Now, there’s no question that men played a big role in Mrs. Clinton’s narrow loss, starting with Barack Obama, Bill Clinton and Mark Penn. And the evidence of misogyny in the press and elsewhere is irrefutable, even if it was not the determinative factor in the race. But the notion that all female Clinton supporters became “angry white women” once their candidate lost — to the hysterical extreme where even lifelong Democrats would desert their own party en masse — is itself a sexist stereotype. That’s why some of the same talking heads and Republican operatives who gleefully insulted Mrs. Clinton are now peddling this fable on such flimsy anecdotal evidence.
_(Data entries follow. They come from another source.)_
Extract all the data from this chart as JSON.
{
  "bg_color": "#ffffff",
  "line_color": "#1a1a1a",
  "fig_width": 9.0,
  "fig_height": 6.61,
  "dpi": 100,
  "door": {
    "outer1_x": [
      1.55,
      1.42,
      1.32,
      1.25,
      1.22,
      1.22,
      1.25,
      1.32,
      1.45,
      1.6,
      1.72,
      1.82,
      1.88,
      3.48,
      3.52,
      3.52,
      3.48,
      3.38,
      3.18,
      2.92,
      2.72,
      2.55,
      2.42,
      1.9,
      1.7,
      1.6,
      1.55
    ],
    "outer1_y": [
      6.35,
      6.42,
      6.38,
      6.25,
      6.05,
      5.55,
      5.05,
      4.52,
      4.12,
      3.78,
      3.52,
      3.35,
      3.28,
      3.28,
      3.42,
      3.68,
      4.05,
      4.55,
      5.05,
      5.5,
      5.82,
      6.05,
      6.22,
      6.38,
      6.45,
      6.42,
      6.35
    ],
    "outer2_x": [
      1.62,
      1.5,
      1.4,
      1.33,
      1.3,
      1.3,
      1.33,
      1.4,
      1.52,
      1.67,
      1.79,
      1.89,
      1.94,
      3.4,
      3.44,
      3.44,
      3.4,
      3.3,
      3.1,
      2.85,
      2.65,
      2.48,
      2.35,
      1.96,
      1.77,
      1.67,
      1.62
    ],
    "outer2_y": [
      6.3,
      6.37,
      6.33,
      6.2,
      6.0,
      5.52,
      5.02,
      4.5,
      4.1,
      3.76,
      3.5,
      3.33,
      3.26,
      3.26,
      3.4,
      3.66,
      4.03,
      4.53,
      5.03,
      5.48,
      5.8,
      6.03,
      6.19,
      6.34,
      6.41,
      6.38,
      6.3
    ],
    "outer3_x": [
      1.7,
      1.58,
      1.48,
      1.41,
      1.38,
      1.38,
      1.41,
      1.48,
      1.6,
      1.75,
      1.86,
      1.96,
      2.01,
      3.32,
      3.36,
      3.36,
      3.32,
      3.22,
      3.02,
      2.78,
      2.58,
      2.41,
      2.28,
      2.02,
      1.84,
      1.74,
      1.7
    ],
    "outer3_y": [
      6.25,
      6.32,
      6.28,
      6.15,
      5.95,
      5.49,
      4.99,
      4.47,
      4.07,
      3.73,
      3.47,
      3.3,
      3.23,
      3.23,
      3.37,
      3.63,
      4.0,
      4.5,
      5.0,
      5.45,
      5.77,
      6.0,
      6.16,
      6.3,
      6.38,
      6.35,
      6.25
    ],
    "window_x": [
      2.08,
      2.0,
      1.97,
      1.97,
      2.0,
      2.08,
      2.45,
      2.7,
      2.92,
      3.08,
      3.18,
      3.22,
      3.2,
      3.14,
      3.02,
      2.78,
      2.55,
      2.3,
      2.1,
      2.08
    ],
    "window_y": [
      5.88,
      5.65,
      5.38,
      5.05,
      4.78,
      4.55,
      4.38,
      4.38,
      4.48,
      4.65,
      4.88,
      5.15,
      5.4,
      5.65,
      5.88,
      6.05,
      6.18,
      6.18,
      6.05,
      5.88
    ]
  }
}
In fact, it's McCain who faces the real challenge of party unity:

The conservative hostility toward McCain heralded by the early attacks of Rush Limbaugh, Ann Coulter and James Dobson is proliferating. Bay Buchanan, the party activist who endorsed Mitt Romney, wrote this month that Mr. McCain is “incapable of energizing his party, brings no new people to the polls” and “has a personality that is best kept under wraps.” When Mr. McCain ditched the preachers John Hagee and Rod Parsley after learning that their endorsements antagonized Catholics, Muslims and Jews, he ended up getting a whole new flock of evangelical Christians furious at him too.

The revolt is not limited to the usual cranky right-wing suspects. The antiwar acolytes of Ron Paul are planning a large rally for convention week in Minneapolis. The conservative legal scholar Douglas Kmiec has endorsed Mr. Obama, as have both the economic adviser to Newt Gingrich’s “Contract With America,” Lawrence Hunter, and the neocon historian Francis Fukuyama. Rupert Murdoch is publicly flirting with the Democrat as well. Even Dick Cheney emerged from his bunker this month to gratuitously dismiss Mr. McCain’s gas-tax holiday proposal as “a false notion” before the National Press Club.

These are not anomalies. Last week The Hill reported that at least 14 Republican members of Congress have refused to endorse or publicly support Mr. McCain. Congressional Quarterly found that of the 62,800 donors who maxed out to Mr. Bush’s campaign in 2004, only about 5,000 (some 8 percent) have contributed to his putative successor.

Moral of the story? The pundits are not to be trusted. It's in their interests to portray the Democrats as divided, because it predicts a close presidential race. A close race is good for ratings.